Sin embargo, Kundt insistía en mantener las líneas del frente apurando al máximo a su ejército, únicamente para controlar un territorio, sin pensar en ningún momento en una estrategia general. Era una locura militar. Bolivia había contratado al prusiano equivocado. Para incrementar aún más los problemas bolivianos, pesaba su deseo de hacer la guerra sin gastar dinero. Habían fracasado en el intento de movilizar un ejército más grande que el de los paraguayos a pesar de contar con mucha más población.

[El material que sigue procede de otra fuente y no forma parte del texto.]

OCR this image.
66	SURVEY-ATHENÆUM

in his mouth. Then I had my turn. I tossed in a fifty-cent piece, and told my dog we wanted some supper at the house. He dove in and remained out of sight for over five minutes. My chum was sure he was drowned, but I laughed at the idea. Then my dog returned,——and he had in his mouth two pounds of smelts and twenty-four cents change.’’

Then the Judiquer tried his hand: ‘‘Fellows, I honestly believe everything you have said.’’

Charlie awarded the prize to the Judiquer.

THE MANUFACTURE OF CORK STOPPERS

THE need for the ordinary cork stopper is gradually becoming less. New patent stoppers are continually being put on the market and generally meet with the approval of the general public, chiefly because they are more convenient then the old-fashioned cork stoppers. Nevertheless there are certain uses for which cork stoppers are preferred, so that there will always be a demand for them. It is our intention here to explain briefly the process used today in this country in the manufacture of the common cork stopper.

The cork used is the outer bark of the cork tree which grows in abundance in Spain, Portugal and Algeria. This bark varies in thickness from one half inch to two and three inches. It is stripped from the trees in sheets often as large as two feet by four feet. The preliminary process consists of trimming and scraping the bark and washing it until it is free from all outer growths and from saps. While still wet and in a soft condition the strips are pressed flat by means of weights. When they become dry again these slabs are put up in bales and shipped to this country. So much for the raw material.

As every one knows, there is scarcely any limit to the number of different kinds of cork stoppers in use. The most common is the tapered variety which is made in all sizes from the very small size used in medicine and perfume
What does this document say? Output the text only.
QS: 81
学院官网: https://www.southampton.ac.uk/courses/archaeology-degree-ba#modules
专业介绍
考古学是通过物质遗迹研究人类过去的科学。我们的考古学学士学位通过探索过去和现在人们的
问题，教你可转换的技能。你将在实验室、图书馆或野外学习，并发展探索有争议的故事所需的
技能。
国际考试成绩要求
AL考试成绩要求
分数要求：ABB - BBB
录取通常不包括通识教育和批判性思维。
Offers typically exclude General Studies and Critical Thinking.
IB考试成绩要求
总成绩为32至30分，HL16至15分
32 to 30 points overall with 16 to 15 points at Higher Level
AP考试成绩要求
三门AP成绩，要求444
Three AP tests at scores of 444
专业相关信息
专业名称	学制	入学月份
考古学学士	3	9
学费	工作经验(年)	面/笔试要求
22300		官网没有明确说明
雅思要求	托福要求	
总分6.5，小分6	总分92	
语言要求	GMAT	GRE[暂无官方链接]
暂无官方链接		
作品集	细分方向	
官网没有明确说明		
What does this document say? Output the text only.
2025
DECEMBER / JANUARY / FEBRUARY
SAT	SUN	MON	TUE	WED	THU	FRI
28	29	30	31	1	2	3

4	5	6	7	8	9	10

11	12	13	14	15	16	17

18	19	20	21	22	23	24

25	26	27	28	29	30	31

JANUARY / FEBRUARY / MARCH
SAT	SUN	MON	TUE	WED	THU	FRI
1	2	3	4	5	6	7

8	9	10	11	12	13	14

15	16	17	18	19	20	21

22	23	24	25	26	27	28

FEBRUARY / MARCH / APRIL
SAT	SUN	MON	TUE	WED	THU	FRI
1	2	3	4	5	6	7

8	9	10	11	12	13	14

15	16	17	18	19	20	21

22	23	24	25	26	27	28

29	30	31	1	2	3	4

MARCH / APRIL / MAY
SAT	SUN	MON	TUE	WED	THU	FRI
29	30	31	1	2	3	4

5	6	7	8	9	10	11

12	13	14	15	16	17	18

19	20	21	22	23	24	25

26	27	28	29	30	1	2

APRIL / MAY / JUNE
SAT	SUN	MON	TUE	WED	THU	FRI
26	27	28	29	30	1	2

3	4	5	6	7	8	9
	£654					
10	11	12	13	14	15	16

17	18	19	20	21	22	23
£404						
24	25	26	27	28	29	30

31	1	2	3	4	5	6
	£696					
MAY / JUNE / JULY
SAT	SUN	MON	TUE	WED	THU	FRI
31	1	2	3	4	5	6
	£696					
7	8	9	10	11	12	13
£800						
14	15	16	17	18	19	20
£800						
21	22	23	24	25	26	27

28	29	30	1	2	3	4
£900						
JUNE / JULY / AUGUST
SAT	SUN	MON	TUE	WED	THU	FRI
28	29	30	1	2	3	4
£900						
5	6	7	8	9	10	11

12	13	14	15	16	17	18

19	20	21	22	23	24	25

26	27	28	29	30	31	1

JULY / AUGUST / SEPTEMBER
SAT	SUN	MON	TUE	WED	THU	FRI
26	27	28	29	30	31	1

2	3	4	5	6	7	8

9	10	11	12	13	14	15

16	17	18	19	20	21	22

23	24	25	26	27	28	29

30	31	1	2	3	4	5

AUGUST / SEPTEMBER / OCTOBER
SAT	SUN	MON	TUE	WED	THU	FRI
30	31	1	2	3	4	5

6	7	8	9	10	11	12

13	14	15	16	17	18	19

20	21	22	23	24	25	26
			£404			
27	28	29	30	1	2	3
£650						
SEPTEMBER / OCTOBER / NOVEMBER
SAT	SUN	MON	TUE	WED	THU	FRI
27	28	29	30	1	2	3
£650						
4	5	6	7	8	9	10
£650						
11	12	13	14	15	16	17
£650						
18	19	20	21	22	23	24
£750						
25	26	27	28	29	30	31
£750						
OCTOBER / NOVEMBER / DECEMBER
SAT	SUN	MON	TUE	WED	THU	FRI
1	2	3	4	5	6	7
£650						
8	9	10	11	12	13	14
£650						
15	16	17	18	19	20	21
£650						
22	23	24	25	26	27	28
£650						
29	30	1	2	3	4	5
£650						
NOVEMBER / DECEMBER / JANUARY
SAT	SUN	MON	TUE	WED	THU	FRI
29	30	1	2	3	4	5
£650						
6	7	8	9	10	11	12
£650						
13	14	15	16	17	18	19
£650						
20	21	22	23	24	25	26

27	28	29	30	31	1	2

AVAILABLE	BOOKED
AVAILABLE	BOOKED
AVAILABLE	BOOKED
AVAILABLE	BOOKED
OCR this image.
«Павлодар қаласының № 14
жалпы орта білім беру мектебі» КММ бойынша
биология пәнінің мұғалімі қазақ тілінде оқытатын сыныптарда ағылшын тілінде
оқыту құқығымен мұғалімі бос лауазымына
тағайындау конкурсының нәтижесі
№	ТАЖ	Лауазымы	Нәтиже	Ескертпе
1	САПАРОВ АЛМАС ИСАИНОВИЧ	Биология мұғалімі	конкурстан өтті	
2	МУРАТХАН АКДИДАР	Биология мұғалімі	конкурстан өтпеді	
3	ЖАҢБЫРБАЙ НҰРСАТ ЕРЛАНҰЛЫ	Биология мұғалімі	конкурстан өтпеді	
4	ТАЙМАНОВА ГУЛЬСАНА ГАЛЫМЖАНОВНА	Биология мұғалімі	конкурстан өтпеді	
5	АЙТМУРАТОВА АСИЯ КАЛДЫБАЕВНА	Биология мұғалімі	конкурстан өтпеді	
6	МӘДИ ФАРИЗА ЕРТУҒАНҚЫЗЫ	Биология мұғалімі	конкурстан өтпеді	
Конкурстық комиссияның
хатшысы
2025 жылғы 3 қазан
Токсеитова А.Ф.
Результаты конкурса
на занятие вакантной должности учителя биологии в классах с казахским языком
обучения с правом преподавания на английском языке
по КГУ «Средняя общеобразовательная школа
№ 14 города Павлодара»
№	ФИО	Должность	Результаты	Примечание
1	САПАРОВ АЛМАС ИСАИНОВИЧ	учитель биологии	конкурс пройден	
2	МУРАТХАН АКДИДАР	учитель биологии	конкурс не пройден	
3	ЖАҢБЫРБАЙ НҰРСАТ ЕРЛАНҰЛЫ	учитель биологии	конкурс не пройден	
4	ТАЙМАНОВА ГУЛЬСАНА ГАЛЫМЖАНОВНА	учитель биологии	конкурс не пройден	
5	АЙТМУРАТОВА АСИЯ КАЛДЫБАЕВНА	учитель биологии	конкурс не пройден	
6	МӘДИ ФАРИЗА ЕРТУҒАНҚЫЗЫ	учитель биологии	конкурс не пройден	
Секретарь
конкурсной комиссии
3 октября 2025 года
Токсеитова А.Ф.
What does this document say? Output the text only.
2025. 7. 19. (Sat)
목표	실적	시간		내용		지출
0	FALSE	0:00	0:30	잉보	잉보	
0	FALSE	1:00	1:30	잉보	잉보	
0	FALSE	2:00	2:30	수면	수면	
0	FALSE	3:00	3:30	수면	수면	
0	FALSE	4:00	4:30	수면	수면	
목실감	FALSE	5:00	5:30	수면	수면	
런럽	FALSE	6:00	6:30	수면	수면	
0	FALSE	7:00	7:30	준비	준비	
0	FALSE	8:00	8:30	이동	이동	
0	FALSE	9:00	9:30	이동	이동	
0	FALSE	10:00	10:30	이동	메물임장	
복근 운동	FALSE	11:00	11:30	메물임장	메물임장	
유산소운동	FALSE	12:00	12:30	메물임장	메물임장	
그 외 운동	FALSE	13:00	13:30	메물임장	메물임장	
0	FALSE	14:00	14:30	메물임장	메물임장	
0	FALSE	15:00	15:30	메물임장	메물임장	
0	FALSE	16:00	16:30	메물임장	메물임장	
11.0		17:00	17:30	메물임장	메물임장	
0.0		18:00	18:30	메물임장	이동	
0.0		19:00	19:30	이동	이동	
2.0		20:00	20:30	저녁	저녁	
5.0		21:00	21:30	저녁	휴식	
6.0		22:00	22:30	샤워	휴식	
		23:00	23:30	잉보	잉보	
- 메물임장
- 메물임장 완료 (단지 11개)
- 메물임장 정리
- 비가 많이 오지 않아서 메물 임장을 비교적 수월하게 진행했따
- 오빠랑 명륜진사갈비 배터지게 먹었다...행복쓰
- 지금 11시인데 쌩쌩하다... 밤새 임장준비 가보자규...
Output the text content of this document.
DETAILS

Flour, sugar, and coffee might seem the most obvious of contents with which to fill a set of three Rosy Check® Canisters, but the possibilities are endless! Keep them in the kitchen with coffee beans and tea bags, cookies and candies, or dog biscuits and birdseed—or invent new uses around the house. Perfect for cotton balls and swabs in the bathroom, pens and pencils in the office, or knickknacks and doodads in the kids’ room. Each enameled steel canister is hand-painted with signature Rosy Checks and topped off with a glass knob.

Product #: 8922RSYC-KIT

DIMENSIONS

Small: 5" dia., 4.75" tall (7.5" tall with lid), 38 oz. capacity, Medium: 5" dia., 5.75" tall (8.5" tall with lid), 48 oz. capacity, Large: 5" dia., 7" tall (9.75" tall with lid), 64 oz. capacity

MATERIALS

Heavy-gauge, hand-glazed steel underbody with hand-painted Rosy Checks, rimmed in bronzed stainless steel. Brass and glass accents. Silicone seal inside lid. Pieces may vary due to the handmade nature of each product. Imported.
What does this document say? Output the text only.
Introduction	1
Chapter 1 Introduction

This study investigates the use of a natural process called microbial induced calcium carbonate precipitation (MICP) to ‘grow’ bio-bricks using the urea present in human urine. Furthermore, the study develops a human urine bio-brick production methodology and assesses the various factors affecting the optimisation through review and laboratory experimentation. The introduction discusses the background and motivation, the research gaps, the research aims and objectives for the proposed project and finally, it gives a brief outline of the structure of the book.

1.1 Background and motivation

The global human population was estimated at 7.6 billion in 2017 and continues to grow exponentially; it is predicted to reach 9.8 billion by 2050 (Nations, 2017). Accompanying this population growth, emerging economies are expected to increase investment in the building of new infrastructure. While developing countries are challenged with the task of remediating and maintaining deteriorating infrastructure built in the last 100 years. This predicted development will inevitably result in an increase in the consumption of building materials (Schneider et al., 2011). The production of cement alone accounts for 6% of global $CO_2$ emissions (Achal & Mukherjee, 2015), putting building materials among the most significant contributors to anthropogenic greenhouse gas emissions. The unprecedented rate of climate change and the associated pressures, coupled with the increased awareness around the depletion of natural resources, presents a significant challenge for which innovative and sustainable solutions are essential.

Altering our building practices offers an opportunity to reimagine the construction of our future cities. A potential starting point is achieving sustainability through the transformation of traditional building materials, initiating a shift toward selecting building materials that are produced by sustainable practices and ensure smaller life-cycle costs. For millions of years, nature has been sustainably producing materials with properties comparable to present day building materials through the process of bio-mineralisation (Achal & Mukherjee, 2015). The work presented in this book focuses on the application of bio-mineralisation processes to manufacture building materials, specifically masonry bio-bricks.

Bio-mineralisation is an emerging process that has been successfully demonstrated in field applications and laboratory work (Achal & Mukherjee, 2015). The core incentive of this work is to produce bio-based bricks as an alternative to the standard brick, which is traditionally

En mayo de 1933, de nuevo sin razón aparente, el presidente paraguayo Eusebio Ayala declaró finalmente la guerra a Bolivia. Era la primera declaración de guerra que hacía un país desde la fundación de la Liga de Naciones. Las nobles intenciones de la Liga habían topado con la realidad de las políticas de América del Sur.

Durante septiembre de 1933, Estigarribia siguió adelante. Se abrió paso con movimientos por los flancos, atrapando grandes cantidades de soldados bolivianos. Rodeados y sin agua, los bolivianos se rindieron para no morir de sed. Los paraguayos avanzaron de nuevo, perforaron pozos en busca de agua y asignaron sus reservas. Kundt se mantuvo firme, al parecer demasiado, se negó a solicitar más soldados, así como a realizar ninguna retirada estratégica. Sus subordinados, ya descontentos por el hecho de estar comandados por un extranjero, no comprendieron su decisión de mantener todos los sectores de un frente que se venía abajo. Los pocos aviones de que disponía la fuerza aérea boliviana informaban regularmente de los movimientos paraguayos por los flancos. Kundt no quiso tenerlos en cuenta y aquello resultó ser su perdición. En diciembre se convirtió en la víctima de su propio temido movimiento envolvente doble. No fue capaz de proteger completamente sus flancos, lo primero que se enseñaba en la escuela militar prusiana. Los soldados de Kundt, frustrados por la estrategia de su propio general, rodeados por el enemigo, debilitados por la deshidratación, se vinieron abajo y se dieron a la fuga. Los que lograron escapar únicamente sobrevivieron porque los paraguayos estaban demasiado exhaustos para completar su victoria aplastante. Cuando los dos bandos se calmaron, el ejército boliviano había quedado reducido a sólo 7.000 hombres y un prusiano que se paseaba por el campo de batalla rezongando en alemán algo sobre movimientos envolventes dobles. Los bolivianos estaban de nuevo justo donde se encontraban al empezar el conflicto.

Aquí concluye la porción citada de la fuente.